The leaked Oakervee Review means we must demand answers on the soaring costs of HS2
The leaked Oakervee Review and Lords Economic Affairs Committee both agree that the regional growth and economic benefit of HS2 must be assessed to determine if the project should be scrapped, writes Lord Forsyth.
The future of HS2 hangs in the balance.
With soaring costs, competing rail investment priorities and the Government's new agenda for the regions, serious questions are being asked about its viability. This week's leak of the Oakervee Review demands answers about the overall cost of the project, its impact on regional growth and its design specification.
The Lords Economic Affairs Committee shares these concerns and raised them in its May 2019 Report, Rethinking High Speed 2. It identified three main areas of concern: the Government’s priorities for rail investment; the flawed process used to evaluate the project; and the Government’s unwillingness to consider sensible cost reduction measures.
It is increasingly obvious that HS2 is a poor answer to the UK’s real rail investment needs and requires a major rethink. It does little to help commuters travelling into cities in the north of England, where investment is so badly needed right now after years of neglect. The main beneficiaries from increased rail capacity that may result from HS2 will be London commuters who use the West Coast Main Line. HS2 was described to us by independent rail consultant, Chris Stokes, as a “very expensive way of dealing with the Milton Keynes-Euston commuter peak”.
We heard evidence from several representatives of northern regions who argued that both HS2 and rail investment in the north of England – through the Northern Powerhouse Rail Programme – were crucial to the region.
Reflecting on this evidence, the Committee made specific recommendations to reduce the cost of the project and to urgently prioritise improvements to rail infrastructure in the north.
HS2 Phase 2b and Northern Powerhouse Rail should be combined into a single programme to allow investment to be prioritised where it is needed most, and funding for the Northern Powerhouse needs to be ringfenced and brought forward where possible. Otherwise, the north of England will continue to be short-changed by the Government’s plans.

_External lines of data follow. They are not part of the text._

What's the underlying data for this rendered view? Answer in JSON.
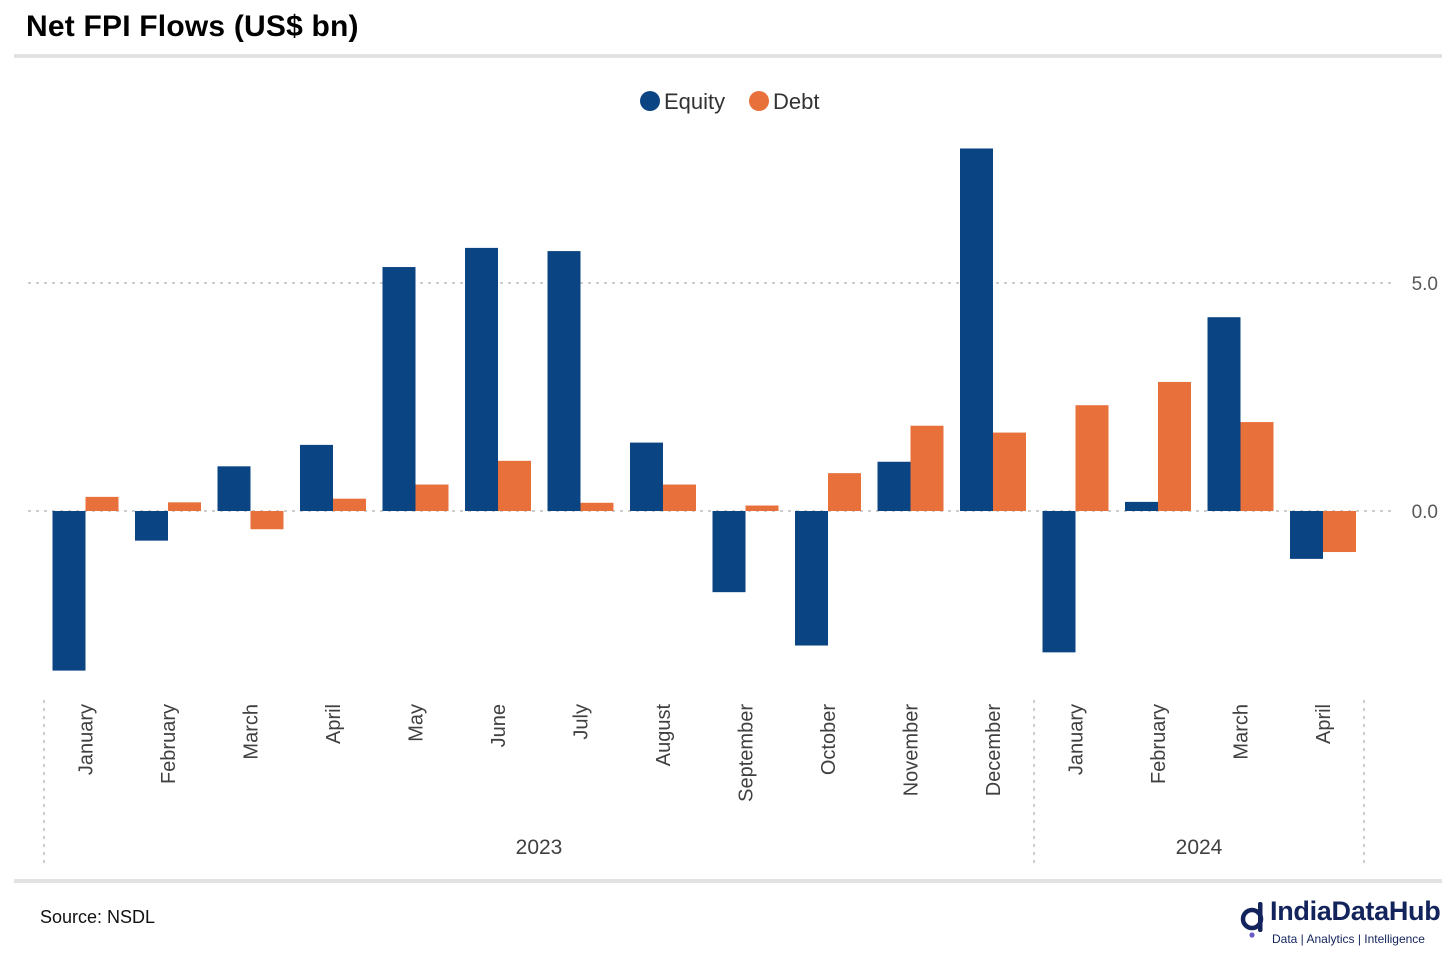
{
  "page": {
    "title": "Net FPI Flows (US$ bn)",
    "source": "Source: NSDL"
  },
  "brand": {
    "name": "IndiaDataHub",
    "tagline": "Data | Analytics | Intelligence",
    "color": "#13235c"
  },
  "chart_data": {
    "type": "bar",
    "title": "Net FPI Flows (US$ bn)",
    "categories": [
      "January",
      "February",
      "March",
      "April",
      "May",
      "June",
      "July",
      "August",
      "September",
      "October",
      "November",
      "December",
      "January",
      "February",
      "March",
      "April"
    ],
    "groups": [
      {
        "label": "2023",
        "count": 12
      },
      {
        "label": "2024",
        "count": 4
      }
    ],
    "series": [
      {
        "name": "Equity",
        "color": "#0b4483",
        "values": [
          -3.5,
          -0.65,
          0.98,
          1.45,
          5.35,
          5.77,
          5.7,
          1.5,
          -1.78,
          -2.95,
          1.08,
          7.95,
          -3.1,
          0.2,
          4.25,
          -1.05
        ]
      },
      {
        "name": "Debt",
        "color": "#e8703a",
        "values": [
          0.31,
          0.19,
          -0.4,
          0.27,
          0.58,
          1.1,
          0.18,
          0.58,
          0.12,
          0.83,
          1.87,
          1.72,
          2.32,
          2.83,
          1.95,
          -0.9
        ]
      }
    ],
    "yticks": [
      0.0,
      5.0
    ],
    "ytick_labels": [
      "0.0",
      "5.0"
    ],
    "ylim": [
      -3.9,
      8.4
    ],
    "y_axis_position": "right",
    "grid": true,
    "legend": "top-center",
    "xlabel": "",
    "ylabel": ""
  }
}
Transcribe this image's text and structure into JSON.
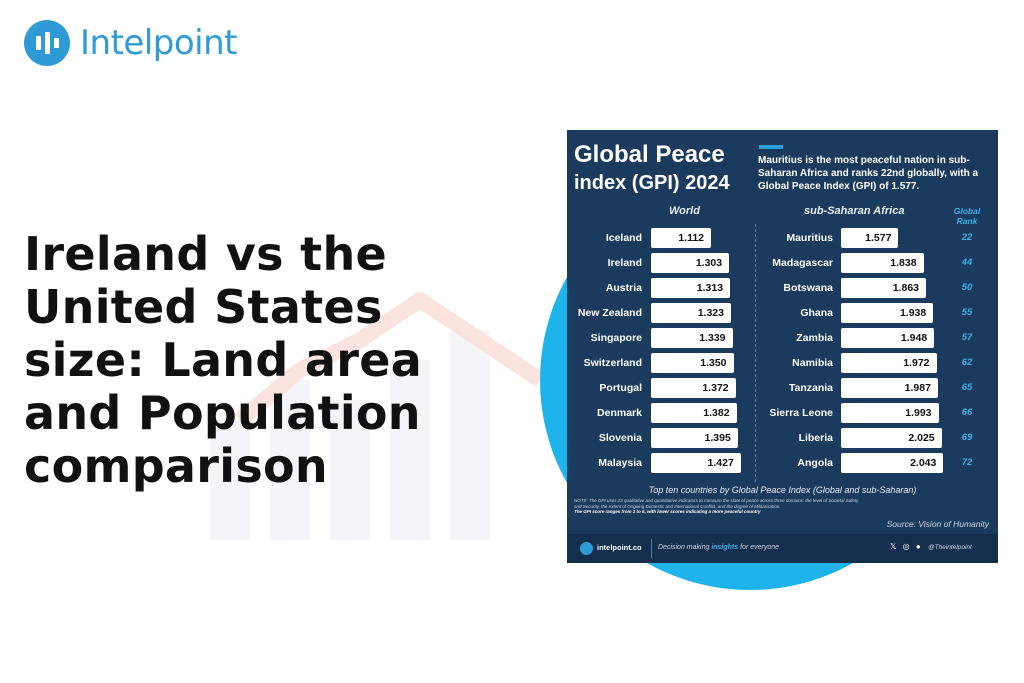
{
  "brand": {
    "name": "Intelpoint"
  },
  "headline": "Ireland vs the United States size: Land area and Population comparison",
  "infographic": {
    "title_line1": "Global Peace",
    "title_line2": "index (GPI) 2024",
    "subtitle": "Mauritius is the most peaceful nation in sub-Saharan Africa and ranks 22nd globally, with a Global Peace Index (GPI) of 1.577.",
    "world_header": "World",
    "africa_header": "sub-Saharan Africa",
    "rank_header": "Global Rank",
    "caption": "Top ten countries by Global Peace Index (Global and sub-Saharan)",
    "note_line1": "NOTE: The GPI uses 23 qualitative and quantitative indicators to measure the state of peace across three domains: the level of Societal Safety and Security, the extent of Ongoing Domestic and International Conflict, and the degree of Militarisation.",
    "note_line2": "The GPI score ranges from 1 to 5, with lower scores indicating a more peaceful country",
    "source": "Source: Vision of Humanity",
    "footer_brand": "intelpoint.co",
    "footer_tag_pre": "Decision making ",
    "footer_tag_bold": "insights",
    "footer_tag_post": " for everyone",
    "footer_social": "𝕏 ◎ ●",
    "footer_handle": "@Theintelpoint"
  },
  "chart_data": [
    {
      "type": "bar",
      "title": "World",
      "categories": [
        "Iceland",
        "Ireland",
        "Austria",
        "New Zealand",
        "Singapore",
        "Switzerland",
        "Portugal",
        "Denmark",
        "Slovenia",
        "Malaysia"
      ],
      "values": [
        1.112,
        1.303,
        1.313,
        1.323,
        1.339,
        1.35,
        1.372,
        1.382,
        1.395,
        1.427
      ],
      "labels": [
        "1.112",
        "1.303",
        "1.313",
        "1.323",
        "1.339",
        "1.350",
        "1.372",
        "1.382",
        "1.395",
        "1.427"
      ]
    },
    {
      "type": "bar",
      "title": "sub-Saharan Africa",
      "categories": [
        "Mauritius",
        "Madagascar",
        "Botswana",
        "Ghana",
        "Zambia",
        "Namibia",
        "Tanzania",
        "Sierra Leone",
        "Liberia",
        "Angola"
      ],
      "values": [
        1.577,
        1.838,
        1.863,
        1.938,
        1.948,
        1.972,
        1.987,
        1.993,
        2.025,
        2.043
      ],
      "labels": [
        "1.577",
        "1.838",
        "1.863",
        "1.938",
        "1.948",
        "1.972",
        "1.987",
        "1.993",
        "2.025",
        "2.043"
      ],
      "global_rank": [
        "22",
        "44",
        "50",
        "55",
        "57",
        "62",
        "65",
        "66",
        "69",
        "72"
      ]
    }
  ]
}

The cost of HS2 could rise to as much as £106 billion, according to both the leaked Oakervee Review and the figures estimated in Lord Berkeley’s dissenting report. Even Sir Terry Morgan, the former chair of HS2 Ltd, told us that “nobody knows yet” what the actual cost of HS2 will be.
Considering the escalating costs, the Committee came to two specific recommendations. First, the Government should review the potential cost savings from reducing the maximum speed of the railway—currently being built to accommodate trains travelling at 400 kilometres per hour, faster than the maximum operating speed of any railway in the world.
Second, the Government should remove the redevelopment of Euston station from the scope of Phase One and terminate the line at Old Oak Common instead, providing passengers with fast access to the Elizabeth Line into central London.
We were also concerned by the questionable methodology and evidence the government used to calculate the value of travel time and the estimated benefits of HS2. The methodology used was neither robust nor rigorous and we questioned why the estimated benefits of HS2 are reliant on data that is 15-20 years old.
It is no surprise the leaked Oakervee Review concluded that “further work” is needed to assess the scheme’s impact on regional growth and that it is “hard” to see what economic benefits will result from building it. We came to similar conclusions in our report last year and called for new analysis of the project’s real benefits to be published urgently.
The scale and cost of the HS2 project is enormous. It is therefore right that the Government is agonising about whether it should be scrapped. If the project is to go ahead, the Government needs urgently to get a grip on costs and then show that the enterprise will provide value for money for the regions and not merely further entrench the economic divide that exists between north and south.
Lord Forsyth is a Conservative Member of the House of Lords.